Employers are not required to give heirs the same “stretch out” and other rights granted to beneficiaries of IRAs. Instead, most employers do not want to continue maintaining the accounts for heirs. Employers generally require non-spouse heirs to empty the accounts within five years. Some employers require the accounts to be emptied almost immediately.
The tax law did not allow heirs to defer taxes by rolling over an inherited employer retirement account to an IRA. Spouses could do so, but non-spouse heirs could not. The result of the tax law and employer rules was that non-spouse heirs were forced to take distributions from the inherited accounts within the time frame set by the employer, and the distributions were included in their gross income.

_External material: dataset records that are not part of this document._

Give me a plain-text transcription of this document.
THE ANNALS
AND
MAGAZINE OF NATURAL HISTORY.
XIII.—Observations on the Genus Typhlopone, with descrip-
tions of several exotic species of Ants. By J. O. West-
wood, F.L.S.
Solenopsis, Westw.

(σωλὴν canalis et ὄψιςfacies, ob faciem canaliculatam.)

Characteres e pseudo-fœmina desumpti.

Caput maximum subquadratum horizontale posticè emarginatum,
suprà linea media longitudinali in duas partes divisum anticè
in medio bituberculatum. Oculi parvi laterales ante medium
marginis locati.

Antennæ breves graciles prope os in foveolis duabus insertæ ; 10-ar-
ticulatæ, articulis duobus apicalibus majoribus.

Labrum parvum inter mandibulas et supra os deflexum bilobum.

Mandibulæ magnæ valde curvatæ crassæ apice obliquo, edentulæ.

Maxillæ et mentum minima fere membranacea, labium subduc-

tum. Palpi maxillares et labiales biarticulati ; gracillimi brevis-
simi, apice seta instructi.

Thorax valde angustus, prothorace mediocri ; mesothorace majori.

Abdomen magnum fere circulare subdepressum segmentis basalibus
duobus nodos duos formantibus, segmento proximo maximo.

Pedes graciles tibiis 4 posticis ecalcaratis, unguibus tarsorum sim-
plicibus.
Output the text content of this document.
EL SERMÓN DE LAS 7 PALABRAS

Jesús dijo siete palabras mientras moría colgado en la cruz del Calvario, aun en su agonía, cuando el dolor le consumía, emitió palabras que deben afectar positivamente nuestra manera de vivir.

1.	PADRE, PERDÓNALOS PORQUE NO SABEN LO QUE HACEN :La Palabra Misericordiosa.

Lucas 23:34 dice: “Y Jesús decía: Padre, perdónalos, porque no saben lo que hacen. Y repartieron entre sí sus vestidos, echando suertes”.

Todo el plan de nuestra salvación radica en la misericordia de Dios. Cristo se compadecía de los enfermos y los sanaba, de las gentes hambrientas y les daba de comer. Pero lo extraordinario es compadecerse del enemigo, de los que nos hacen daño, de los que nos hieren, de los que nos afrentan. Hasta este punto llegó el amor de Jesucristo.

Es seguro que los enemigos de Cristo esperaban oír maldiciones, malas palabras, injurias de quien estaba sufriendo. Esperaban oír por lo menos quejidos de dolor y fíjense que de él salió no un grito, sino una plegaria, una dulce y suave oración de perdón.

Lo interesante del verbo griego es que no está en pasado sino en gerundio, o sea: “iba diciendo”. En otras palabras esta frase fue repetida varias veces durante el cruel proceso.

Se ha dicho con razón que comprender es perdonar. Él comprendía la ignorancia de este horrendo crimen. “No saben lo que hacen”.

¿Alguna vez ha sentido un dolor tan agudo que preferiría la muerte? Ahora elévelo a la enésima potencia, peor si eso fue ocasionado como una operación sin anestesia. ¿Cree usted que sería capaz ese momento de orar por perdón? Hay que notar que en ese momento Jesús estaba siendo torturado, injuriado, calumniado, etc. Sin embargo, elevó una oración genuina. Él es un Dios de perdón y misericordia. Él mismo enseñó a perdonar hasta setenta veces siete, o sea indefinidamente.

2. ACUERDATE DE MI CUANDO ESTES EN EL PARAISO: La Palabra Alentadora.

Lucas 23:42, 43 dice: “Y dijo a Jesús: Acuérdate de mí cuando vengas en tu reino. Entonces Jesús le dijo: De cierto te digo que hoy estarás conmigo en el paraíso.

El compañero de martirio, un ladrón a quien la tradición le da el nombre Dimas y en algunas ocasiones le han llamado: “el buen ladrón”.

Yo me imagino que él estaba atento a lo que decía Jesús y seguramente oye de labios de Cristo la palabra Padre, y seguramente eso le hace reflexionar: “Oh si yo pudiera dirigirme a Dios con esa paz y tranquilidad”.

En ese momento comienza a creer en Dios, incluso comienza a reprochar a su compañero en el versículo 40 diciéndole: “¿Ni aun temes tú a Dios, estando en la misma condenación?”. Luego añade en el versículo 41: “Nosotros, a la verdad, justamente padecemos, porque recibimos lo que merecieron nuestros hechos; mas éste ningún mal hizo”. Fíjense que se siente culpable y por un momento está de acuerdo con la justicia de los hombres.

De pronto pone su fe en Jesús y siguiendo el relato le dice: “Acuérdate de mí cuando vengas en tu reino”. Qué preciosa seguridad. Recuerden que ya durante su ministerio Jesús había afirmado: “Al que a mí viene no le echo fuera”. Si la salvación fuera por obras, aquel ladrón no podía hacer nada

The new law provides tax savings opportunities for non-spouse heirs.
Employers still can require that the accounts be emptied on an accelerated schedule. Now, the heirs can roll the employer accounts into an IRA and defer income taxes.
Spouse heirs still have more rights than non-spouses. A spouse inheriting a retirement account can roll it over into any IRA, including an existing IRA. Once in the account, the money is treated like any other IRA of the spouse’s. Required distributions may be delayed until the spouse is older than age 70½. The process of transferring the account to the IRA also is simple.
On the other hand, to qualify for deferral a non-spouse beneficiary must have the retirement account transferred directly from the employer plan to an IRA. The beneficiary cannot receive a check and deposit that check in an IRA. In addition, the IRA must be created specifically to receive the rollover. Mingling with other IRAs is not allowed.
As with an inherited IRA, the roll over IRA must have the correct account title to qualify for tax deferral. The title must have the name of the deceased, the date of death, FBO (for the benefit of), and the name of the beneficiary. For example, the IRA’s title should be similar to the following: Max Profits IRA, deceased, date of death, FBO Hi Profits as beneficiary.
Once the employer account is transferred correctly to the IRA, the deferral is not unlimited. The heir must begin receiving distributions immediately. But the required distributions can be spread over the beneficiary’s life expectancy as determined in tables issued by the IRS.
For example, a 45-year-old inherits a 401(k) account and has it transferred to an inherited IRA. The first year’s distribution is the amount in the account at the end of the previous year divided by 38.8. That is the number of years’ life expectancy the IRS estimates for the beneficiary. The life expectancy table is available on our members’ web site and also in IRS Publication 590.
The new rules apply to distributions made after 2006. The rules help children, grandchildren, and other loved ones to whom the deceased account owner was not married.